Due Diligence, the situation in Russia and sexy businesses

— It’s harder for B2B companies to go public because, at the end of the day, it’s ‘regular’ people buying the shares;

— A business plan itself isn’t as important as the process of thinking it through;

—A pitch deck is never truly finished, it’s an endless iterative process;

— Big companies often avoid entering the same market with a new technology because of the ‘why shoot yourself in the foot?’ mentality. (By the way, there’s an explanation of this in The Innovator’s Dilemma );

— Once an investor confirms they’re ready to invest, a Term Sheet is signed and the Due Diligence process begins. During Due Diligence they check the founders’ and key team members’ backgrounds, the functionality of the solution, potential patent infringements and the overall ‘cleanliness’ of the company. This process can take quite a while and cost anywhere from a few thousand to several million dollars. Only after that is the investment agreement signed;

— There are few investment rounds In Russia or business acquisitions because doing a full, legally sound Due Diligence is often nearly impossible;

— If the round closes, the startup pays for the due diligence. The cost is deducted from the funding amount;

— A situation where a startup takes the Due Diligence report from one investor and shows it to another is basically impossible. Investors are usually more like friends than competitors;

— Investors insist on getting preferred shares, which give them priority in getting their money back if the company goes bankrupt;

—It’s always better to have more resources than you think you need. That gives the company more resilience.

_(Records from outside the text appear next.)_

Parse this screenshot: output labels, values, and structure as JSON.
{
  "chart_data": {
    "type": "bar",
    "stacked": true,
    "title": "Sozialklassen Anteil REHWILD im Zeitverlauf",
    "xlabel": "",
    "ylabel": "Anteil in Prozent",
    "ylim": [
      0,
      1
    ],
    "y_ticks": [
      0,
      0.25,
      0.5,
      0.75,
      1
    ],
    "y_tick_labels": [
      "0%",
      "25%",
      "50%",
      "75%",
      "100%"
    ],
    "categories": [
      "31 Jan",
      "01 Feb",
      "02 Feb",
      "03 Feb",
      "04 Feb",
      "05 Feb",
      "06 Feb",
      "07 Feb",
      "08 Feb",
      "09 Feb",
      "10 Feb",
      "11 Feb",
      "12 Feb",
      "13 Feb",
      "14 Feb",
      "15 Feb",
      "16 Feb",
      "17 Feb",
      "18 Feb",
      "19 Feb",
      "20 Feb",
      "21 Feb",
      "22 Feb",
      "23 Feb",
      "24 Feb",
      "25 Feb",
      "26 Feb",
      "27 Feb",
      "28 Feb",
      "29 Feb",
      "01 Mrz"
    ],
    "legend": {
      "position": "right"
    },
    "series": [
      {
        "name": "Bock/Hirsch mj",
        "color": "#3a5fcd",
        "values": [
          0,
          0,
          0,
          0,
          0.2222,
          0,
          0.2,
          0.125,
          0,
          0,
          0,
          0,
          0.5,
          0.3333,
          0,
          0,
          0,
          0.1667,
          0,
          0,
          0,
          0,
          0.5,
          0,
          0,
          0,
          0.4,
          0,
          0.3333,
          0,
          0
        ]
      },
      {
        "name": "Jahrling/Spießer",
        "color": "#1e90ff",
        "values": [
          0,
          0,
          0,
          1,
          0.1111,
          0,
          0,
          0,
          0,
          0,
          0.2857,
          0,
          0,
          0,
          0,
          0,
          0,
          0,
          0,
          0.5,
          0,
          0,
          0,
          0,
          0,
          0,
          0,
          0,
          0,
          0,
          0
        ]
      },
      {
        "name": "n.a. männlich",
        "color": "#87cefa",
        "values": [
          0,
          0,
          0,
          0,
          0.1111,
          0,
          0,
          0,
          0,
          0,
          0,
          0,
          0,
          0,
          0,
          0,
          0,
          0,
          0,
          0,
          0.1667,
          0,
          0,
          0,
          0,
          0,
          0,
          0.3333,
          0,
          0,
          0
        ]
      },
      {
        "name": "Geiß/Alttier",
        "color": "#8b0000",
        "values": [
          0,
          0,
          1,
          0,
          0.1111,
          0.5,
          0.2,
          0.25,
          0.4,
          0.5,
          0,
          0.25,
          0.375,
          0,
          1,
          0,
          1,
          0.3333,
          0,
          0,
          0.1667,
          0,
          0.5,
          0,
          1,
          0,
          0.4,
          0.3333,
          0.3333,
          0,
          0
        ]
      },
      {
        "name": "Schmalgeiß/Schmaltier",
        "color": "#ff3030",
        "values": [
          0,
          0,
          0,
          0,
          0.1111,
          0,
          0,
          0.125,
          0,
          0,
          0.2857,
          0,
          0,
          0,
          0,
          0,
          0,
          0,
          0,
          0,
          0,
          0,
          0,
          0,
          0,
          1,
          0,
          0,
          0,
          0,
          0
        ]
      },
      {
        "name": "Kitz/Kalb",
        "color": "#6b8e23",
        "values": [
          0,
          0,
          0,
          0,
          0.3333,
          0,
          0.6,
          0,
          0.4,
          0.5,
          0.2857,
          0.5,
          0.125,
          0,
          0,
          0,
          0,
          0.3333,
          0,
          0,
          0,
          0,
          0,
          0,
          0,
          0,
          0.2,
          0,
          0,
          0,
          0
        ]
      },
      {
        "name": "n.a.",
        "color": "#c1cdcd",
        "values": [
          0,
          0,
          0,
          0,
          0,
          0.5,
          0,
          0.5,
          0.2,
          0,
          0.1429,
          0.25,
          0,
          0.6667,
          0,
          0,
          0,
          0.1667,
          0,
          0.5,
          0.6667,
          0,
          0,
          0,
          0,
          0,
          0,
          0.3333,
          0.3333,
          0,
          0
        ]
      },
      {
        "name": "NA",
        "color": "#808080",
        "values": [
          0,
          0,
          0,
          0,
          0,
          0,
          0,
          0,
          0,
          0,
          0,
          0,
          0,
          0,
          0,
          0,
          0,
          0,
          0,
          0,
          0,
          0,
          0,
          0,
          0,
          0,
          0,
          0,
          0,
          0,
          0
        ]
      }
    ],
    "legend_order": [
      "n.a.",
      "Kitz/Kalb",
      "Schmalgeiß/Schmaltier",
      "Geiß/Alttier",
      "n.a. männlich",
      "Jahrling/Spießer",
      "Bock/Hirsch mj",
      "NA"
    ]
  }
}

If you don’t have that buffer, cut down the number of directions you’re working on;

— In developed countries a lot of processes are outsourced. In developing countries that usually doesn’t work, there just aren’t companies with well-established specializations. That’s why many businesses end up being vertically integrated. For example, a model pig farm might start selling specialized feed storage platforms to the market because they had to figure out how to make them themselves and the product turned out to be in demand;

— You win long-term if you’re a maniac about operational work;

— Slip age is when the business is making money overall, but you don’t really know which areas are driving it and you fail to notice when a part of the business is running inefficiently;

— Some brands make products specifically for sales. For example, Nike has collections that are sold only in outlet stores;

— Do not ask for permission, ask for forgiveness. A short way to describe the entrepreneurial spirit inside a company;

— Companies can roughly be divided into three types: VC / Startup – no established model or market yet, business processes are still messy. Growth – the model works, and the company is in a rapid growth phase. Buyout / Mature – the business is stable and fully developed. The VC stage is what many entrepreneurs see as the ‘sexy’ business. But there’s often more money in the third stage, which people tend to ignore because it seems boring. Benoît admitted he loves boring businesses – the more boring, the better, in his view. Sexy businesses always have more competition, full of players chasing their ego rather than making money.

About entrepreneurship

— Management is creating a role that others perform, while you remain responsible for the outcome;

— People see the world differently. Some think it’s completely unpredictable, so why bother making any plans? Others believe it can be predictable, so if you have a stable job and salary, you’re safe. In reality, the world is somewhere in between, with a high level of unpredictability;

— Entrepreneurs spend their time gathering means, methods and leverage points. Once they’ve built up enough, they discover new opportunities. Steve Jobs’ Stanford speech touches on this;

— Methods build up by answering these questions: Who am I? What do I know? Who do I know?

— Start with intention, don’t wait for opportunities to come to you.

Conclusion

The module gets a 9 out of 10. The best part is: it set a high bar for the rest of the courses and the material is packed with value. The pre-readings and group work add a lot. The downside is that the guest speakers didn’t really connect much to the module’s topic.